2. Diğer hissedarların görüşlerine dair yanıltıcı açıklamalar
IMTIS 28 Ekim 2021 tarihli mektubunda ve daha sonraki iletişimlerinde kendisini diğer hissedarların temsilcisi gibi ifade etmekte ancak buna dair bir kanıt sunmamaktadır. IMTIS, 2021 yılında yapılan Turkcell Genel Kurulu'nda yönetim kurulu üyesi seçiminde 83 kurumsal yatırımcı tarafından olumsuz oy kullanıldığına işaret ederek, Turkcell'in yatırımcılarının kendileri gibi endişeli olduklarını ileri sürmüştür. IMTIS, Turkcell'in 500'ü aşkın kurumsal yatırımcısı olduğunu göz ardı etmekle birlikte, olumsuz oy kullananların kararını tüm yatırımcılara mal etmiştir ve olumlu oy kullanan yatırımcıları görmezden gelmiştir. En dikkate değer çelişki de, söz konusu yönetim kurulu üyelerinin seçimine dair 15 Nisan 2021 tarihindeki Genel Kurul esnasında yapılan oylamada IMTIS'in olumlu oy kullanmış olmasına rağmen bundan sadece 6 ay geçtikten sonra tutumunu herhangi bir haklı sebep olmaksızın değiştirmiş olmasıdır. Nitekim IMTIS, yatırımcıların Turkcell'in geleceğine inancını kaybettiğine dair iddiasını ispatlayabilecek herhangi bir gerekçe veya somut bir kanıt da öne sürmemiştir.
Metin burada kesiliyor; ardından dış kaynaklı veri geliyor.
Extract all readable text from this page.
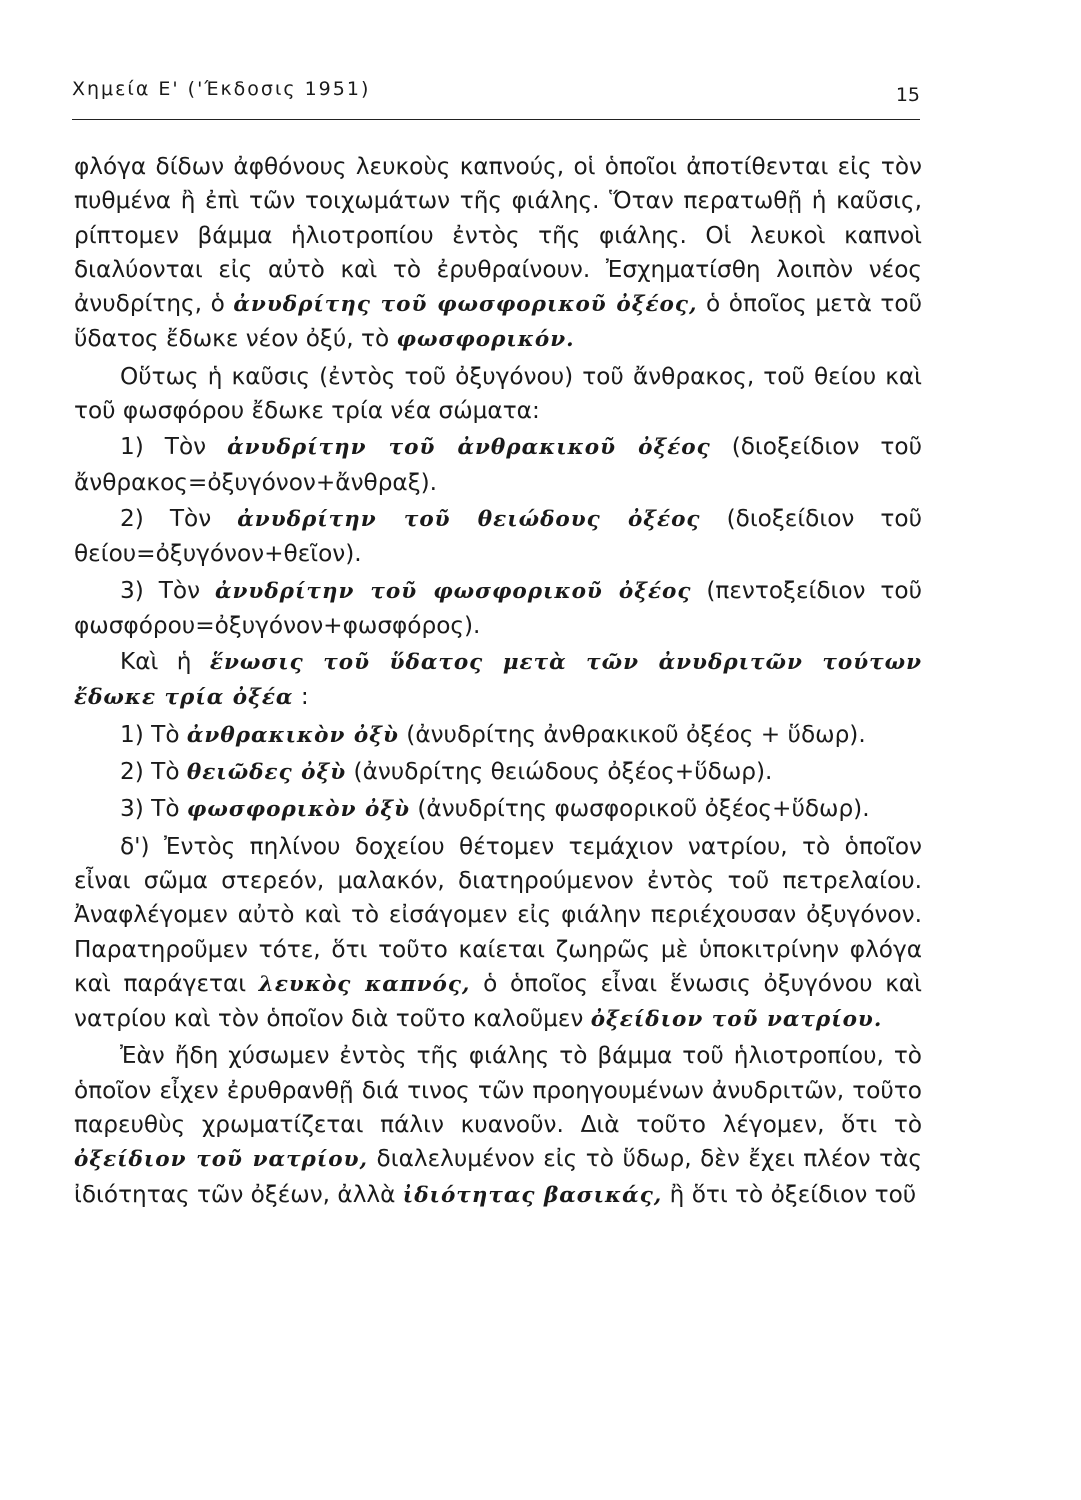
Χημεία Ε' ('Έκδοσις 1951)	15

φλόγα δίδων ἀφθόνους λευκοὺς καπνούς, οἱ ὁποῖοι ἀποτίθενται εἰς τὸν πυθμένα ἢ ἐπὶ τῶν τοιχωμάτων τῆς φιάλης. Ὅταν περατωθῇ ἡ καῦσις, ρίπτομεν βάμμα ἡλιοτροπίου ἐντὸς τῆς φιάλης. Οἱ λευκοὶ καπνοὶ διαλύονται εἰς αὐτὸ καὶ τὸ ἐρυθραίνουν. Ἐσχηματίσθη λοιπὸν νέος ἀνυδρίτης, ὁ ἀνυδρίτης τοῦ φωσφορικοῦ ὀξέος, ὁ ὁποῖος μετὰ τοῦ ὕδατος ἔδωκε νέον ὀξύ, τὸ φωσφορικόν.

Οὕτως ἡ καῦσις (ἐντὸς τοῦ ὀξυγόνου) τοῦ ἄνθρακος, τοῦ θείου καὶ τοῦ φωσφόρου ἔδωκε τρία νέα σώματα:

1) Τὸν ἀνυδρίτην τοῦ ἀνθρακικοῦ ὀξέος (διοξείδιον τοῦ ἄνθρακος=ὀξυγόνον+ἄνθραξ).

2) Τὸν ἀνυδρίτην τοῦ θειώδους ὀξέος (διοξείδιον τοῦ θείου=ὀξυγόνον+θεῖον).

3) Τὸν ἀνυδρίτην τοῦ φωσφορικοῦ ὀξέος (πεντοξείδιον τοῦ φωσφόρου=ὀξυγόνον+φωσφόρος).

Καὶ ἡ ἕνωσις τοῦ ὕδατος μετὰ τῶν ἀνυδριτῶν τούτων ἔδωκε τρία ὀξέα :

1) Τὸ ἀνθρακικὸν ὀξὺ (ἀνυδρίτης ἀνθρακικοῦ ὀξέος + ὕδωρ).

2) Τὸ θειῶδες ὀξὺ (ἀνυδρίτης θειώδους ὀξέος+ὕδωρ).

3) Τὸ φωσφορικὸν ὀξὺ (ἀνυδρίτης φωσφορικοῦ ὀξέος+ὕδωρ).

δ') Ἐντὸς πηλίνου δοχείου θέτομεν τεμάχιον νατρίου, τὸ ὁποῖον εἶναι σῶμα στερεόν, μαλακόν, διατηρούμενον ἐντὸς τοῦ πετρελαίου. Ἀναφλέγομεν αὐτὸ καὶ τὸ εἰσάγομεν εἰς φιάλην περιέχουσαν ὀξυγόνον. Παρατηροῦμεν τότε, ὅτι τοῦτο καίεται ζωηρῶς μὲ ὑποκιτρίνην φλόγα καὶ παράγεται λευκὸς καπνός, ὁ ὁποῖος εἶναι ἕνωσις ὀξυγόνου καὶ νατρίου καὶ τὸν ὁποῖον διὰ τοῦτο καλοῦμεν ὀξείδιον τοῦ νατρίου.

Ἐὰν ἤδη χύσωμεν ἐντὸς τῆς φιάλης τὸ βάμμα τοῦ ἡλιοτροπίου, τὸ ὁποῖον εἶχεν ἐρυθρανθῇ διά τινος τῶν προηγουμένων ἀνυδριτῶν, τοῦτο παρευθὺς χρωματίζεται πάλιν κυανοῦν. Διὰ τοῦτο λέγομεν, ὅτι τὸ ὀξείδιον τοῦ νατρίου, διαλελυμένον εἰς τὸ ὕδωρ, δὲν ἔχει πλέον τὰς ἰδιότητας τῶν ὀξέων, ἀλλὰ ἰδιότητας βασικάς, ἢ ὅτι τὸ ὀξείδιον τοῦ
IMTIS'in mektuplarındaki bazı ifadelerin mesnetsiz olması ve üstelik itham edici bir iletişim diliyle kaleme alınmış olması da dikkat çekicidir.
3. Süreç ile ilgili yanıltıcı açıklamalar
Turkcell Yönetim Kurulu ve yönetim takımı, IMTIS'in Şirketimize dair 15 Ekim 2021 tarihinden itibaren başlatmış olduğu olumsuz kampanya sürecinde kayda değer zaman ve kaynak ayırmıştır ve ayırmaya devam etmektedir. IMTIS'in 28 Ekim 2021 tarihli mektubuna, Şirketimizin Yönetim Kurulu 12 Kasım 2021 tarihinde cevap vermiştir. Bu cevapta, bu iddialara katılmadığımız belirtilmiş ve Şirketin performansına dair bilgi paylaşımı için de yönetim takımı işaret edilmiştir. Ancak IMTIS, bu cevabı göz ardı edip, yönetim takımıyla görüşmeyi de reddederek, 15 ve 16 Kasım 2021 tarihlerinde o güne kadar taraflar arası yapılan tüm yazılı iletişimi, SEC ve SPK nezdinde yaptığı açıklamalar ile kamuya duyurmuştur. Turkcell Genel Müdürü'nün ileri sürülen iddialara dair IMTIS ile diledikleri bir zaman toplantı yapma isteği de bu süreçte geri çevrilmiştir. IMTIS, süreç içerisinde Turkcell yönetim takımı ile bugüne kadar başkaca herhangi bir görüşme gerçekleştirmemiştir. Sonuç olarak, Turkcell yönetim takımı süreç boyunca her zaman yapıcı, iş birliğine hazır ve etkin bir biçimde hareket etmiştir ve etmeye devam edecektir.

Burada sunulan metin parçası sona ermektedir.